A psychologist could have a field day studying the NBA coaching decisions made in the 2014 offseason. You had a few teams like the Wizards, Rockets and Pelicans that kept their incumbents, despite withering reviews from the analytic community. Then you had situations like Golden State, where stability was tossed out the window in large part due to interpersonal relationships (or the lack thereof). That model was copied once the season began when the Kings canned Michael Malone, who'd done well but wasn't an obvious ace.
In some cases, the status quo worked out. Houston GM Daryl Morey stuck with Kevin McHale after a first round playoff ouster, and now the Rockets are one of the top three teams in the West and a top-five team in the league, despite huge injury problems. Morey and the Rockets valued stability over higher upside from a more innovative coach and it paid off.
It hasn't exactly worked out that way in D.C. Randy Wittman has taken the Wizards to places the team hasn't been in nearly a decade, which certainly acts against any grand shakeup plans. Ask the Warriors' management team, who faced a whole lot of heat for replacing Mark Jackson after he led the most successful run in decades. Steve Kerr's incredible success has quieted the criticism to less than a murmur, but if the Warriors weren't blowing the doors off the league, you'd be hearing a whole lot about Jackson and Golden State's rash decision-making.
That said, the Wittman calculus is a little different. No one actually seems to think Wittman is a great coach. His career-record as an NBA head coach is .390. He's had one winning season out of five full campaigns, with his second in six on the way. He did win a playoff series last season, a rarity for the Wizards. But the overall reviews on Wittman as a tactician, as a motivator, as a teacher are iffy. What exactly does he bring to the table? What is stability worth if said stability is mediocre?
Perhaps it's unfair to pin the Wizards' state -- completely middling -- on Wittman. General manager Ernie Grunfeld, one of the longest-tenured personnel bosses in the NBA, hasn't exactly availed himself well. The team's wing rotation is shallow and the Wizards are a mess whenever Bradley Beal or the aging Paul Pierce miss time, which is often. Washington is also featuring heavy doses of Ramon Sessions and Drew Gooden.
A contrarian might note that the Wizards are better than last season and are in comfortable playoff position. But with John Wall having a near All-NBA season, Beal looking great when healthy and a frontcourt battery featuring Marcin Gortat and Nene, you'd hope for more in the weak, shallow East. There's a case to be made that despite heading toward the No. 5 seed, the Wizards have been the third-most disappointing team in the conference (behind the Hornets and Knicks).

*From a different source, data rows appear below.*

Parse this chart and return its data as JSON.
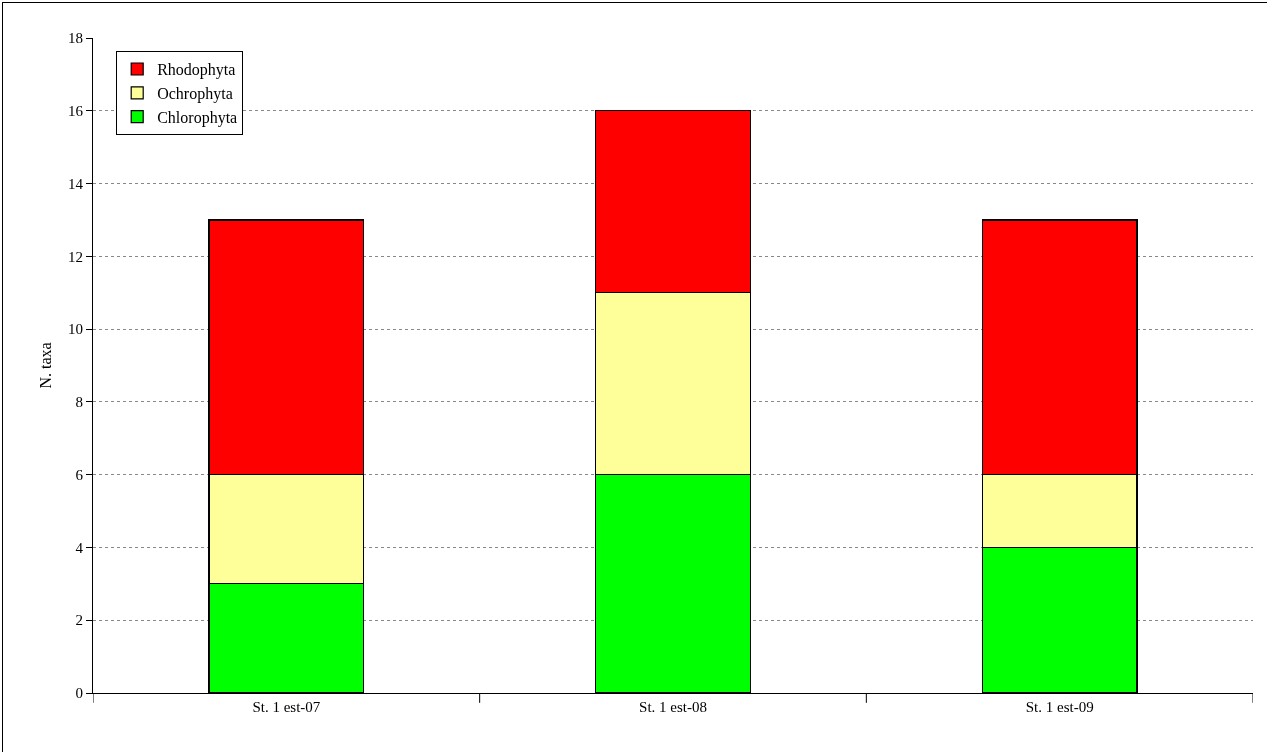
{
  "chart_data": {
    "type": "bar",
    "stacked": true,
    "ylabel": "N. taxa",
    "categories": [
      "St. 1 est-07",
      "St. 1 est-08",
      "St. 1 est-09"
    ],
    "series": [
      {
        "name": "Chlorophyta",
        "color": "#00ff00",
        "values": [
          3,
          6,
          4
        ]
      },
      {
        "name": "Ochrophyta",
        "color": "#ffff99",
        "values": [
          3,
          5,
          2
        ]
      },
      {
        "name": "Rhodophyta",
        "color": "#ff0000",
        "values": [
          7,
          5,
          7
        ]
      }
    ],
    "ylim": [
      0,
      18
    ],
    "yticks": [
      0,
      2,
      4,
      6,
      8,
      10,
      12,
      14,
      16,
      18
    ],
    "grid": "y",
    "legend": "top left"
  }
}
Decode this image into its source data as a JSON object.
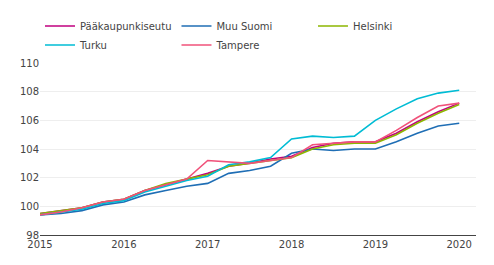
{
  "chart_data": {
    "type": "line",
    "x": [
      2015.0,
      2015.25,
      2015.5,
      2015.75,
      2016.0,
      2016.25,
      2016.5,
      2016.75,
      2017.0,
      2017.25,
      2017.5,
      2017.75,
      2018.0,
      2018.25,
      2018.5,
      2018.75,
      2019.0,
      2019.25,
      2019.5,
      2019.75,
      2020.0
    ],
    "series": [
      {
        "name": "Pääkaupunkiseutu",
        "color": "#c0007f",
        "values": [
          99.5,
          99.7,
          99.9,
          100.3,
          100.5,
          101.1,
          101.5,
          101.9,
          102.3,
          102.8,
          103.0,
          103.3,
          103.5,
          104.1,
          104.4,
          104.5,
          104.5,
          105.1,
          105.9,
          106.6,
          107.2
        ]
      },
      {
        "name": "Muu Suomi",
        "color": "#1f6eb5",
        "values": [
          99.4,
          99.5,
          99.7,
          100.1,
          100.3,
          100.8,
          101.1,
          101.4,
          101.6,
          102.3,
          102.5,
          102.8,
          103.7,
          104.0,
          103.9,
          104.0,
          104.0,
          104.5,
          105.1,
          105.6,
          105.8
        ]
      },
      {
        "name": "Helsinki",
        "color": "#8db600",
        "values": [
          99.5,
          99.7,
          99.9,
          100.3,
          100.5,
          101.1,
          101.6,
          101.9,
          102.2,
          102.8,
          103.0,
          103.2,
          103.4,
          104.0,
          104.3,
          104.4,
          104.4,
          105.0,
          105.8,
          106.5,
          107.1
        ]
      },
      {
        "name": "Turku",
        "color": "#00bcd4",
        "values": [
          99.4,
          99.6,
          99.8,
          100.2,
          100.4,
          101.0,
          101.4,
          101.8,
          102.1,
          102.9,
          103.1,
          103.4,
          104.7,
          104.9,
          104.8,
          104.9,
          106.0,
          106.8,
          107.5,
          107.9,
          108.1
        ]
      },
      {
        "name": "Tampere",
        "color": "#f0527a",
        "values": [
          99.4,
          99.6,
          99.9,
          100.3,
          100.5,
          101.1,
          101.5,
          101.9,
          103.2,
          103.1,
          103.0,
          103.2,
          103.4,
          104.3,
          104.4,
          104.5,
          104.5,
          105.3,
          106.2,
          107.0,
          107.2
        ]
      }
    ],
    "xlim": [
      2015.0,
      2020.2
    ],
    "xticks": [
      2015,
      2016,
      2017,
      2018,
      2019,
      2020
    ],
    "ylim": [
      98,
      110
    ],
    "yticks": [
      98,
      100,
      102,
      104,
      106,
      108,
      110
    ],
    "grid": true,
    "legend": "upper left"
  }
}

That's largely on Wittman.
What it ends with is a wasted season, since Washington won't get out of the second round in the event they even make it that far. They'll fall short of expectations and again be forced to consider whether to embrace stability or pull the trigger on a change.
We all grouse that few coaches get time to blossom these days, that the turnover is way too high, that management is too rash. The Wizards present the argument for rashness. We just know when some coaches don't belong and there's no reason to delay the inevitable. That's something the Wizards should have considered last summer.